Dunedin ratepayers have forked out hundreds of thousands of dollars in recent years repairing the St Clair seawall and protecting the surrounding coastline.
Now draft plans are out for public consultation on how to best protect the area which is being eaten away by erosion.
St Clair and St Kilda are the jewels of Dunedin's coastal crown. But they are slowly being eaten away by erosion - giant sand sausages act as the last wall of dune defence.
"It's 10s of metres at times but then there are also periods where at which the dunes will build up," Dunedin City Council coastal specialist Tom Simons-Smith says.
The cost of erosion is hitting Dunedinites in the pocket. In the past four years, $226,000 has been spent on physical works including repairs and refilling sand sausages.
Of that, $80,000 has been spent stockpiling more than 16,000 cubic metres of sand for storm responses. A further $169,000 has been spent on sea wall maintenance and replacements.
The cost could be even more - a 2019 report on the sea wall estimated nearly a $250,000 fix for "high priority repairs".
"In the long term, it's not a sustainable option but it is currently the only option we have," Dunedin Mayor Aaron Hawkins says.
A draft plan is out for public consultation with options on how to best protect the coast including a new seawall or offshore structures to disrupt waves.
"It essentially dissipates wave energy or trips a wave over and allows what we call a salient or accumulative of sand to form," Simons-Smith says.
An important defence with rising sea levels and more coastal storms.
One road had a roundabout and carpark at the end of it until erosion started eating away at the road around 10 years ago. Now it's completely gone.

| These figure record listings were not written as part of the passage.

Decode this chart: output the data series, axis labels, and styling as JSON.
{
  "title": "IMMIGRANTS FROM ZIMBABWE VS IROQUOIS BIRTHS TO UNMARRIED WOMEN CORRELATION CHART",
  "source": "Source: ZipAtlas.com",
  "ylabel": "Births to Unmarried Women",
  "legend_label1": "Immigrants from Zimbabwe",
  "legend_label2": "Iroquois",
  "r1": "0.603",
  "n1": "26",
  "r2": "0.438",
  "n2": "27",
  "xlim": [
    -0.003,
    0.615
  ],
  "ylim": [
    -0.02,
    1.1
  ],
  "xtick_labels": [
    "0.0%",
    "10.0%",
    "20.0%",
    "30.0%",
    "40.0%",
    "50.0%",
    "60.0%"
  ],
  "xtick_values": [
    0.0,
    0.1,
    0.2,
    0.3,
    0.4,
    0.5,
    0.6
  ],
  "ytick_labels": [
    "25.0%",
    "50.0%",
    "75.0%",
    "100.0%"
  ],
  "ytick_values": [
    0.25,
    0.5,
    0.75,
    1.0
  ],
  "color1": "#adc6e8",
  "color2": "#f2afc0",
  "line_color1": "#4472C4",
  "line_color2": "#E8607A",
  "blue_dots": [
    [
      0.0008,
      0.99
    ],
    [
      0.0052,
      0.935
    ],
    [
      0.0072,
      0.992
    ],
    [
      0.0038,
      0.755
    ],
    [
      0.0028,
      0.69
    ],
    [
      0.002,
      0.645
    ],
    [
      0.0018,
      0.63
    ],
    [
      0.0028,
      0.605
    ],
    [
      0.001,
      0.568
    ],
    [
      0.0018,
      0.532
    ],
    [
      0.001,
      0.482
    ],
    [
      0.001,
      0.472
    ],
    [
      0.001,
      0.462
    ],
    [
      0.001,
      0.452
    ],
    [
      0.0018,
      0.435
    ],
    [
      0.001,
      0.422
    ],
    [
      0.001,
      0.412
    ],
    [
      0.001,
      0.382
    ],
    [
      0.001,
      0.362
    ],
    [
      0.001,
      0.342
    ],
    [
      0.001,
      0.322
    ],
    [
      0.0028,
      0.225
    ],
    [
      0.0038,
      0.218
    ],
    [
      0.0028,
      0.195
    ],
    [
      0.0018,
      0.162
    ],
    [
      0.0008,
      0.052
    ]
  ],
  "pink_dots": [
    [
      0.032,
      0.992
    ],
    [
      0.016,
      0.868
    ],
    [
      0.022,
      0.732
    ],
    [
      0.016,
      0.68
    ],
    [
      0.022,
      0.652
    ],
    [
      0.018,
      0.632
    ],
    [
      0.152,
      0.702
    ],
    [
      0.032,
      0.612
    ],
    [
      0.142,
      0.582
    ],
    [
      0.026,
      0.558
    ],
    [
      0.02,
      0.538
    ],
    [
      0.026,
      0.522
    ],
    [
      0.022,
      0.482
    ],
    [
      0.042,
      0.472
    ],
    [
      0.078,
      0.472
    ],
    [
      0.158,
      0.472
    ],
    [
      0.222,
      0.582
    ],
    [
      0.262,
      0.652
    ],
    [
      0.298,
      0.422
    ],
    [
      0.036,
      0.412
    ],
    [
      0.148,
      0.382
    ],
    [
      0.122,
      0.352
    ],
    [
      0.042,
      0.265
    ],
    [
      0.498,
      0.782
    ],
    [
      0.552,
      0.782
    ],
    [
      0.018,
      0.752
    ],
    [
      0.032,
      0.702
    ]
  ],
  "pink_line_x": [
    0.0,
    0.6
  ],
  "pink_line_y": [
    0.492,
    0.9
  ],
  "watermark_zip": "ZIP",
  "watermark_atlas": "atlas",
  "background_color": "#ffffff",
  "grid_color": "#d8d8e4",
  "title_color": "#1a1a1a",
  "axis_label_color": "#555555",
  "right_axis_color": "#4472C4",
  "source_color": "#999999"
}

Right next door is the most urgent concern for the council - a legacy landfill with an unknown amount of rubbish buried under Kettle Park.
"In the dune system seaward of that landfill we've also got some asbestos-containing material," Simons-Smith warns.
Down the beach sand levels have dropped significantly and locals are concerned at the sea wall's design and risk to water users.
"It's called sand migration, it's taking it away the sand the wrong way so now at mid-tide, high tide there's no sand," St Clair Action Group co-chair Richard Egan says.
"When I was a kid I used to be able to jump off the wall onto the sand - it was probably only four to six feet high, there was that much sand on the beach," co-chair Johnny De Graaf adds.
Public consultation closes this month to help protect the pristine Otago coastline.